Il complesso è un ksar, termine che indica un villaggio fortificato collettivo, composto da abitazioni in terra cruda addossate le une alle altre e protette da mura continue con torri angolari. Le costruzioni seguono una disposizione verticale, adattandosi alla collina su cui sorgono, con livelli inferiori destinati a magazzini e stalle e piani superiori riservati agli spazi abitativi. I materiali utilizzati, fango, paglia e legno di palma, garantiscono stabilità strutturale e protezione dalle temperature estreme.
Oasi di Fint
L’Oasi di Fint, invece, si trova a circa 15 chilometri a sud di Ouarzazate, in una conca verde incastonata tra rilievi rocciosi scuri che danno vita a un contrasto netto con la vegetazione rigogliosa del fondovalle. Il sito è accessibile attraverso una strada sterrata che segue il corso di un piccolo wadi, rendendo l’arrivo parte integrante dell’esperienza.
L’oasi è composta da quattro villaggi tradizionali, abitati prevalentemente da comunità berbere. Le case sono costruite in terra cruda e pietra, con tetti piani e strutture semplici. Il valore dell’Oasi di Fint risiede soprattutto nel suo equilibrio tra presenza umana e contesto naturale.
Il paesaggio, infatti, mantiene un carattere autentico, lontano da grandi infrastrutture turistiche, e restituisce un’immagine concreta della vita rurale nelle regioni pre-sahariane.
I film girati a Ouarzazate
Il contributo della città alla settima arte attraversa generi e decenni. Le produzioni storiche e bibliche hanno sfruttato le kasbah e i paesaggi aridi per ricreare l’antichità mediterranea e mediorientale. Titoli epici quali Il Gladiatore, Lawrence d’Arabia, Alexander, Il Regno dei Cieli e Le Crociate hanno utilizzato ambientazioni locali per sequenze iconiche.
Anche il cinema fantastico e fantascientifico ha trovato terreno fertile grazie alla varietà geografica. Star Wars, La Mummia, Prince of Persia, Assassin’s Creed, Aladino e Dune hanno trasformato altipiani e oasi in pianeti lontani o regni immaginari. Non mancano il cinema drammatico e autoriale che hanno lasciato tracce significative con opere quali Il tè nel deserto, Kundun, Babel e L’ultima tentazione di Cristo.
Infine la serialità televisiva che ha ampliato ulteriormente la notorietà del territorio. Il Trono di Spade ha reso celebri alcune kasbah dei dintorni, attirando un nuovo flusso di visitatori interessati alle location della saga.
Come arrivare a Ouarzazate
L’accesso avviene attraverso diverse modalità. L’aeroporto cittadino gestisce collegamenti aerei nazionali, in particolare con Casablanca, garantendo un ingresso rapido al sud del Paese.
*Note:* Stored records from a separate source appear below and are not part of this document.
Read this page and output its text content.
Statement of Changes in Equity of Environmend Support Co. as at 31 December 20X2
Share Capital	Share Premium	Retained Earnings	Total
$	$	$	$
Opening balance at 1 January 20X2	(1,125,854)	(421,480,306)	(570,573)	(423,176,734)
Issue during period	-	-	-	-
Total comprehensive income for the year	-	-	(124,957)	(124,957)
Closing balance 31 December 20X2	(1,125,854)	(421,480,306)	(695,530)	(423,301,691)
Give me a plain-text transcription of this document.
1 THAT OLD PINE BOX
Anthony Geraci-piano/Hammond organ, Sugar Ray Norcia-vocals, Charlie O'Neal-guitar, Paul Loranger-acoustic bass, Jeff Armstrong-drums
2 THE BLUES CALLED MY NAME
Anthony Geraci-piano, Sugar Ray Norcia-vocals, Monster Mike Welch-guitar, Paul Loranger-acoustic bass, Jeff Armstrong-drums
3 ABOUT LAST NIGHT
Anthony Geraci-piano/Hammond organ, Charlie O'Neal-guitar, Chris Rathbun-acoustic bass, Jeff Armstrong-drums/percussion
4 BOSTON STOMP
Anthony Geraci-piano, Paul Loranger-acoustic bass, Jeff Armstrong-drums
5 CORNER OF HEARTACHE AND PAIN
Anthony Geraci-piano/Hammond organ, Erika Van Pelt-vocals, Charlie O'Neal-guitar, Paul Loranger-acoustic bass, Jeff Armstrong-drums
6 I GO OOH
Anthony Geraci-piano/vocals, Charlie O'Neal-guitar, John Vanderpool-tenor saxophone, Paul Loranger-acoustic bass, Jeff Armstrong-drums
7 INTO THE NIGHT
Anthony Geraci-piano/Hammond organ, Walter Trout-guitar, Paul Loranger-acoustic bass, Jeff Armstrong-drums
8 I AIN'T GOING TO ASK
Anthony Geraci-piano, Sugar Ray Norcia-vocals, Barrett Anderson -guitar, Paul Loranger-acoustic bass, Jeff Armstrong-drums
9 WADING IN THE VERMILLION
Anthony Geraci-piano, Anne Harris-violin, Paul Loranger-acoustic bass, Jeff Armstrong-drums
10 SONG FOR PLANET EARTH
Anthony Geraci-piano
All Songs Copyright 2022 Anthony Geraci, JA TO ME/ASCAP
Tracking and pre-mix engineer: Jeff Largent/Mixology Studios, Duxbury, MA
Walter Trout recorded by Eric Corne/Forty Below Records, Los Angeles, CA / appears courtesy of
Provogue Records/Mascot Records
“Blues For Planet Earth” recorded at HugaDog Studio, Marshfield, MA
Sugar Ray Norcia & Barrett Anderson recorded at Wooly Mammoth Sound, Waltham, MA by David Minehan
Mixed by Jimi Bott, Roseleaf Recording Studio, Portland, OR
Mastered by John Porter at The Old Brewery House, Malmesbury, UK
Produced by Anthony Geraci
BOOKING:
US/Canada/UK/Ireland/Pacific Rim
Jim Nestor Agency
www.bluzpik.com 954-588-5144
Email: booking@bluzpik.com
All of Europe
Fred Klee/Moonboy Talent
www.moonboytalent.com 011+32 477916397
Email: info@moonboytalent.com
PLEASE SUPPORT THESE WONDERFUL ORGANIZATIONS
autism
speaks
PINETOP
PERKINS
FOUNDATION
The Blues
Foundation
La rete stradale collega Ouarzazate a Marrakech attraverso il passo montano del Tizi n’Tichka, un itinerario spettacolare che attraversa l’Alto Atlante tra vallate, villaggi e altipiani.
I collegamenti terrestri includono autobus a lunga percorrenza e taxi collettivi, utilizzati anche dalla popolazione locale. Il viaggio richiede diverse ore a causa dell’orografia complessa e della natura tortuosa di alcuni tratti. Il noleggio di un veicolo offre maggiore autonomia e permette soste intermedie presso kasbah, oasi e villaggi fortificati.
Raggiungere Ouarzazate significa attraversare una soglia geografica e culturale. Oltre questo punto il Marocco muta volto, rivelando un sud fatto di terra, luce e architetture nate per resistere al tempo.